おそらくは半茶のblog

流行に乗り遅れてはいかん!とブログをはじめてみたおっさんです。

「Wの悲劇」夏樹静子 角川文庫

雪の山荘もの。製薬会社会長の孫娘が、会長を刺し殺してしまう。別荘にいた者は一致団結して孫娘をかばい、外部の者の犯行に見せかけようとする。しかし、この偽装工作が警察にばれるよう細工する謎の人物が。

薬師丸ひろ子主演の映画は、原田知世主演の「天国に一番近い島」かなんかの併映で見に行った様な気がする。 「天国に一番近い島」は、とり・みきが観光客として出ているから見に行ったような記憶がある。

映画「Wの悲劇」は劇「Wの悲劇」のヒロインを演じることになるヒロインが典型的なバカ女で、世良正則演じる良い人だけどバカ男を振り回した結果、一人残らず不幸になってめでたしめでたしという、私にはその価値がよくわからなかった映画。
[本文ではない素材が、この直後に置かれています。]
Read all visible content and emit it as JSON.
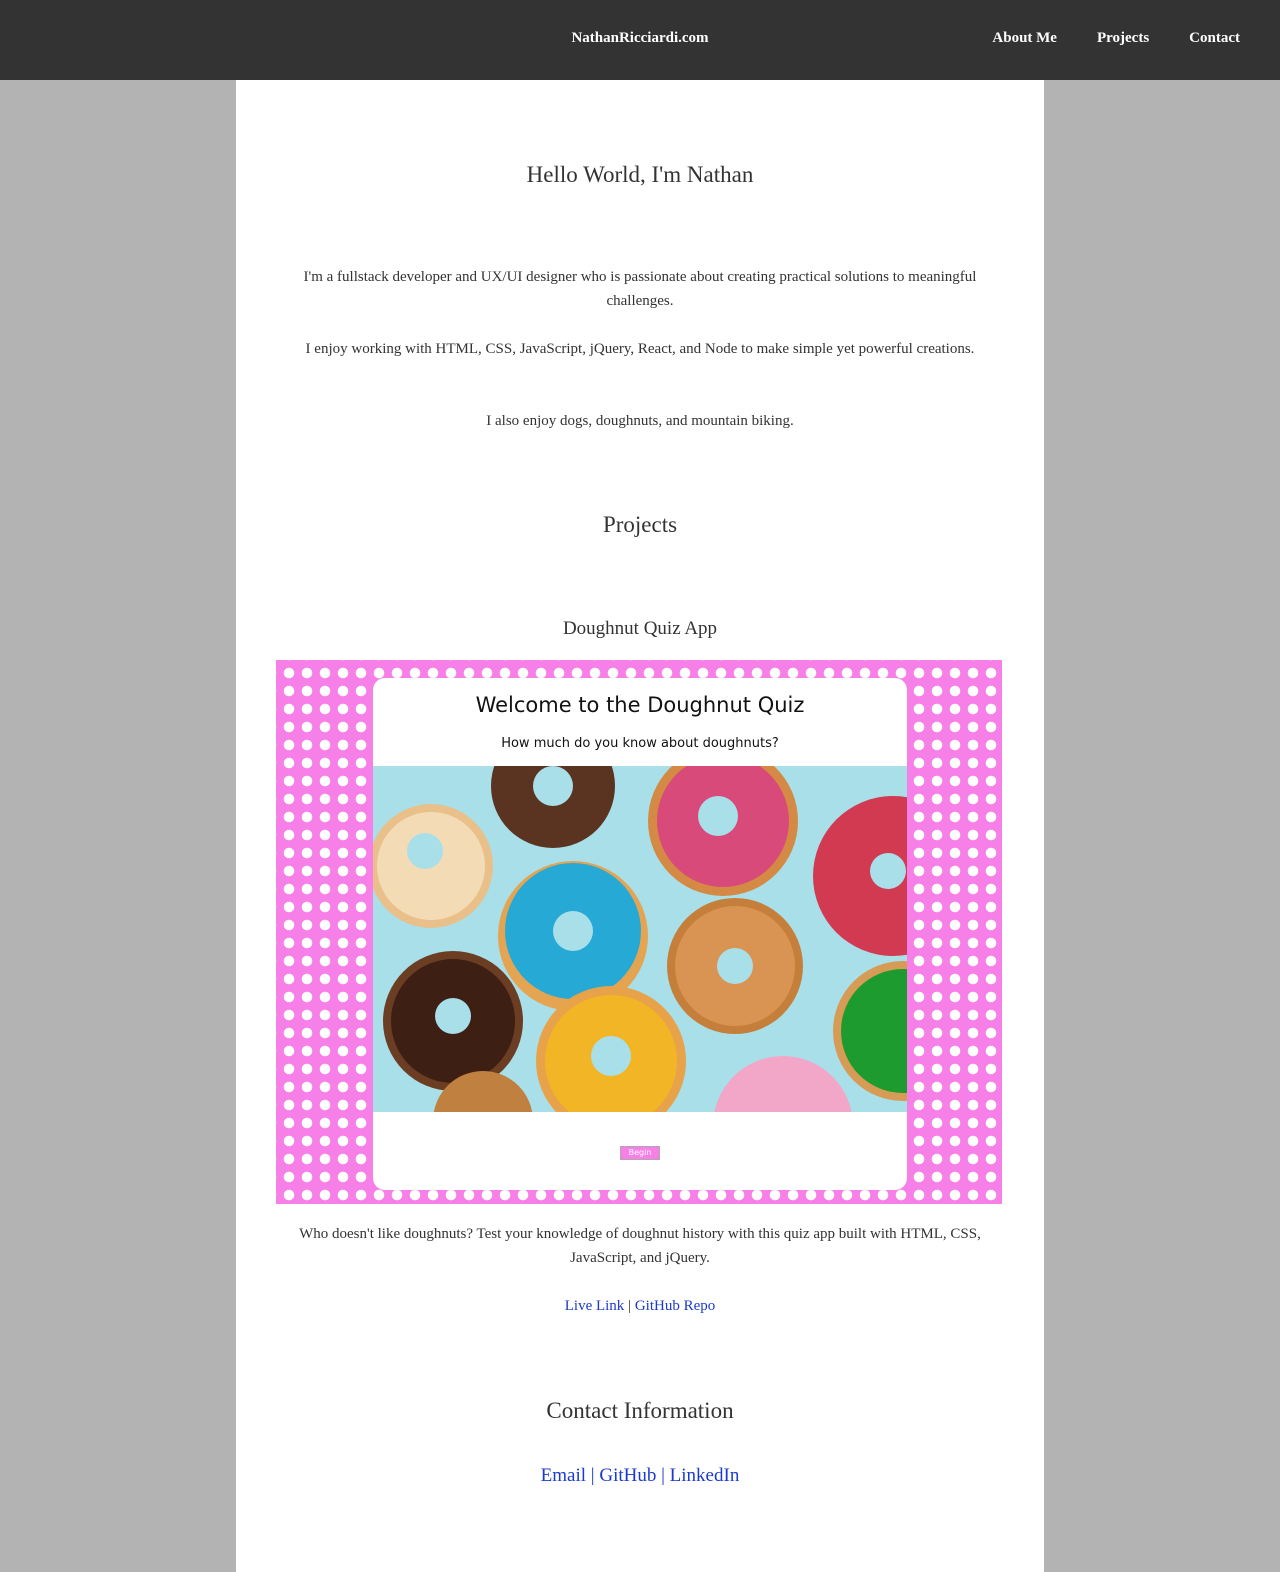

バカがバカたちの間でバカを発揮して皆不幸にあるという、今の政局を風刺していると考えれば気が楽になるかもしれない。それとも私たち自身を風刺している映画でもあろうか。映画内では、劇「Wの悲劇」の盛り上がる場面だけ使われていてネタバレなどしていた。贅沢な使い方だけど原作者は良く怒らないなあと思った記憶がある。

映画を先に見たので小説は読んでいなかったのだが、愛蔵太氏がえらく誉めていたので古本屋を探してやっとゲット。昭和59年第三刷。しばらく読んでいて違和感の正体に気がついた。漢字にルビが振ってある。薬師丸ひろ子目当ての小中学生に配慮していたのであろうか。

地味に展開して地味に解決するので、ああそうですかという感じ。名探偵役がいないというのが原因であろうか。主人公の存在感が薄い。いなくてもいいような気がする。会長の孫娘の性格がなあ。もうちょっと複雑な性格にしないと説得力がないような気がする。でもそうすると話が違う展開をとらざるを得なくなるから、それはそれでしょうがないのかも。

Wには複数の意味を込めていると書いてあったので、ワンダーウーマンの悲劇とかワンダーフォゲルの悲劇とか和田アキ子の悲劇とかワシは広島じゃケンの悲劇とか鷲は舞い降りたの悲劇とかWASPの悲劇とかの意味が込められているに違いない。残念ながらそこまで読み取れなかったが。